Do I need to configure a port for Spark Engine Monitoring?
Spark engine monitoring requires the cluster nodes to communicate with the Data Integration Service over a socket. The Data Integration Service picks the socket port randomly from the port range configured for the domain. The network administrators must ensure that the port range is accessible from the cluster nodes to the Data Integration Service. If the administrators cannot provide a port range access, you can configure the Data Integration Service to use a fixed port with the SparkMonitoringPort custom property. The network administrator must ensure that the configured port is accessible from the cluster nodes to the Data Integration Service.
Recovered jobs show 0 elapsed time in monitoring statistics
When a job is recovered, the Monitoring tab shows the same start and end time for the job, and the elapsed time = 0. While this statistic is not the actual elapsed time, it enables you to identify jobs that were recovered. For a more accurate view of the elapsed time for the job, view the Spark job logs on the cluster or the session logs on the Data Integration Service.

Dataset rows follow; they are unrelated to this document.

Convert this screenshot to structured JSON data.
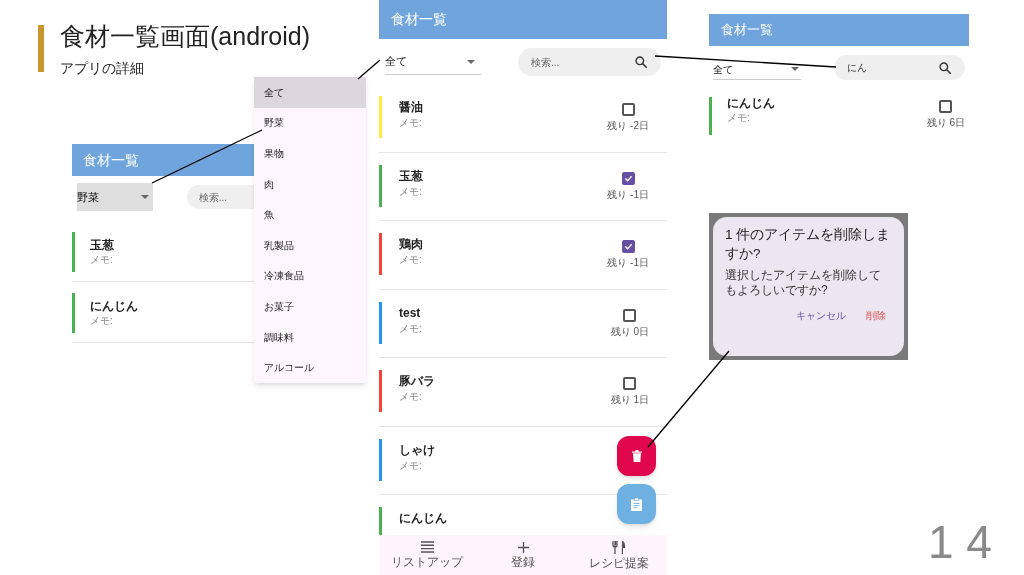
{
  "slide": {
    "title": "食材一覧画面(android)",
    "subtitle": "アプリの詳細",
    "page_number": "1 4"
  },
  "filtered_screen": {
    "header": "食材一覧",
    "filter": "野菜",
    "search": {
      "placeholder": "検索..."
    },
    "items": [
      {
        "name": "玉葱",
        "memo": "メモ:",
        "color": "#4caf50"
      },
      {
        "name": "にんじん",
        "memo": "メモ:",
        "color": "#4caf50"
      }
    ]
  },
  "category_menu": [
    {
      "label": "全て",
      "selected": true
    },
    {
      "label": "野菜",
      "selected": false
    },
    {
      "label": "果物",
      "selected": false
    },
    {
      "label": "肉",
      "selected": false
    },
    {
      "label": "魚",
      "selected": false
    },
    {
      "label": "乳製品",
      "selected": false
    },
    {
      "label": "冷凍食品",
      "selected": false
    },
    {
      "label": "お菓子",
      "selected": false
    },
    {
      "label": "調味料",
      "selected": false
    },
    {
      "label": "アルコール",
      "selected": false
    }
  ],
  "main_screen": {
    "header": "食材一覧",
    "filter": "全て",
    "search": {
      "placeholder": "検索..."
    },
    "items": [
      {
        "name": "醤油",
        "memo": "メモ:",
        "color": "#ffeb3b",
        "checked": false,
        "remaining": "残り -2日"
      },
      {
        "name": "玉葱",
        "memo": "メモ:",
        "color": "#4caf50",
        "checked": true,
        "remaining": "残り -1日"
      },
      {
        "name": "鶏肉",
        "memo": "メモ:",
        "color": "#f44336",
        "checked": true,
        "remaining": "残り -1日"
      },
      {
        "name": "test",
        "memo": "メモ:",
        "color": "#2196f3",
        "checked": false,
        "remaining": "残り 0日"
      },
      {
        "name": "豚バラ",
        "memo": "メモ:",
        "color": "#f44336",
        "checked": false,
        "remaining": "残り 1日"
      },
      {
        "name": "しゃけ",
        "memo": "メモ:",
        "color": "#2196f3"
      },
      {
        "name": "にんじん",
        "color": "#4caf50"
      }
    ],
    "fabs": [
      {
        "kind": "delete"
      },
      {
        "kind": "clipboard"
      }
    ],
    "bottom_nav": [
      {
        "label": "リストアップ",
        "kind": "list"
      },
      {
        "label": "登録",
        "kind": "add"
      },
      {
        "label": "レシピ提案",
        "kind": "recipe"
      }
    ]
  },
  "search_screen": {
    "header": "食材一覧",
    "filter": "全て",
    "search": {
      "value": "にん"
    },
    "items": [
      {
        "name": "にんじん",
        "memo": "メモ:",
        "color": "#4caf50",
        "checked": false,
        "remaining": "残り 6日"
      }
    ]
  },
  "delete_dialog": {
    "title": "1 件のアイテムを削除しますか?",
    "message": "選択したアイテムを削除してもよろしいですか?",
    "buttons": [
      {
        "label": "キャンセル",
        "kind": "cancel"
      },
      {
        "label": "削除",
        "kind": "delete"
      }
    ]
  }
}
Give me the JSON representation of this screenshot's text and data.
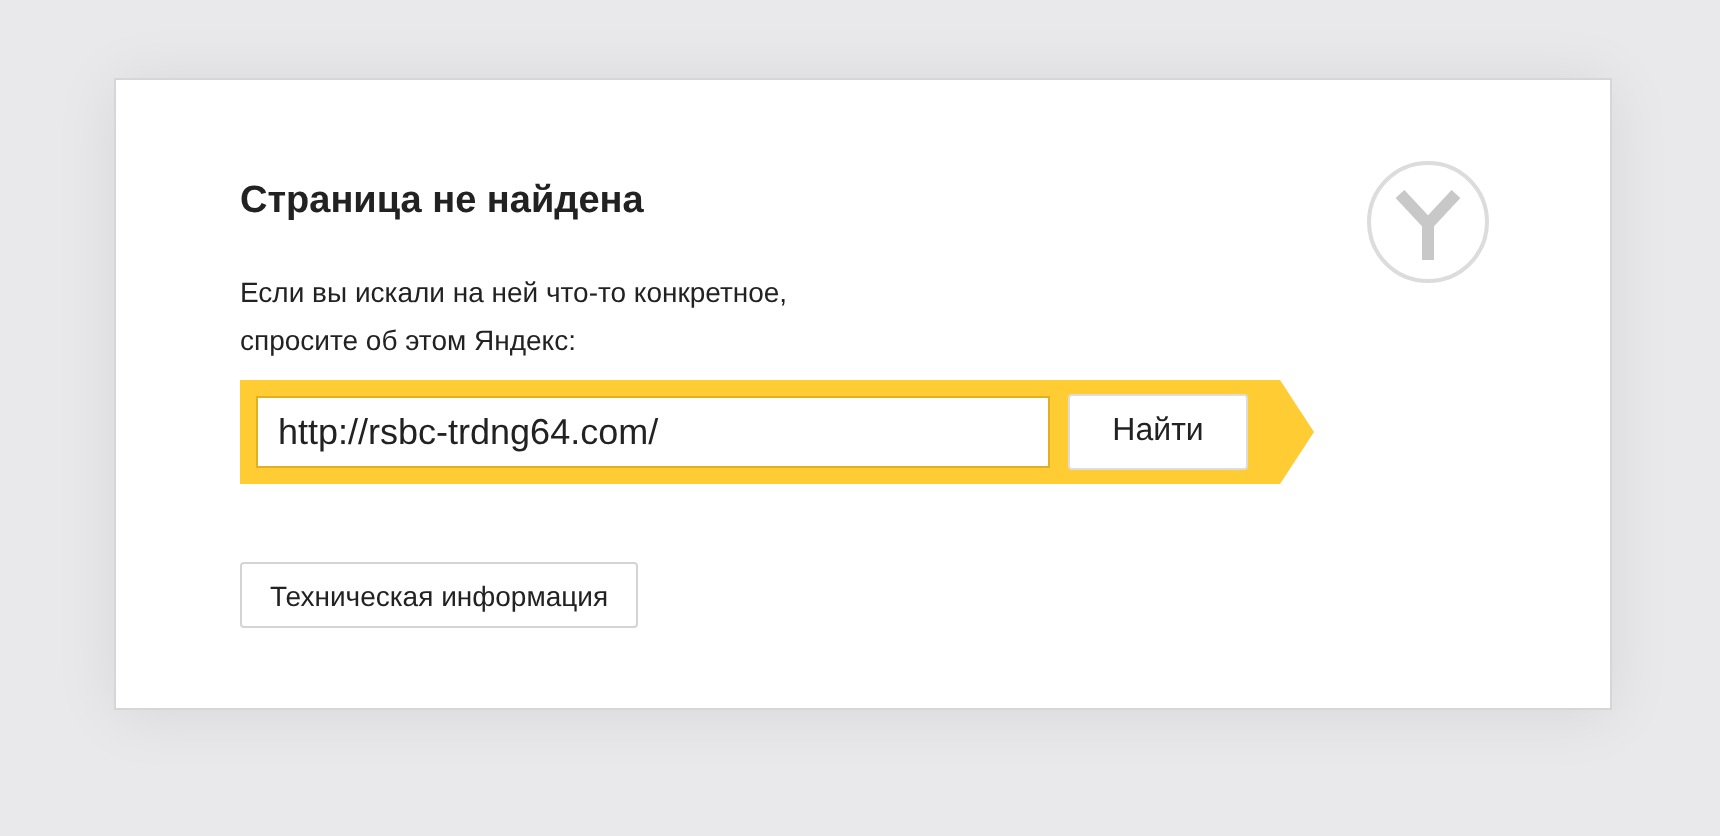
{
  "error": {
    "title": "Страница не найдена",
    "message": "Если вы искали на ней что-то конкретное,\nспросите об этом Яндекс:"
  },
  "search": {
    "value": "http://rsbc-trdng64.com/",
    "button": "Найти"
  },
  "details_button": "Техническая информация"
}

I enabled data engineering recovery, but recovered jobs show missing or incorrect statistics in the monitoring tab
Consider the following behavior:
When the Data Integration Service recovers a job, the Administrator tool might display incomplete job statistics in the Monitoring tab when the job is complete. For example, the job statistics might not correctly display the number of rows processed.
The Monitoring tab does not display detailed statistics if the Data Integration Service process stops after it submits a job to the compute cluster.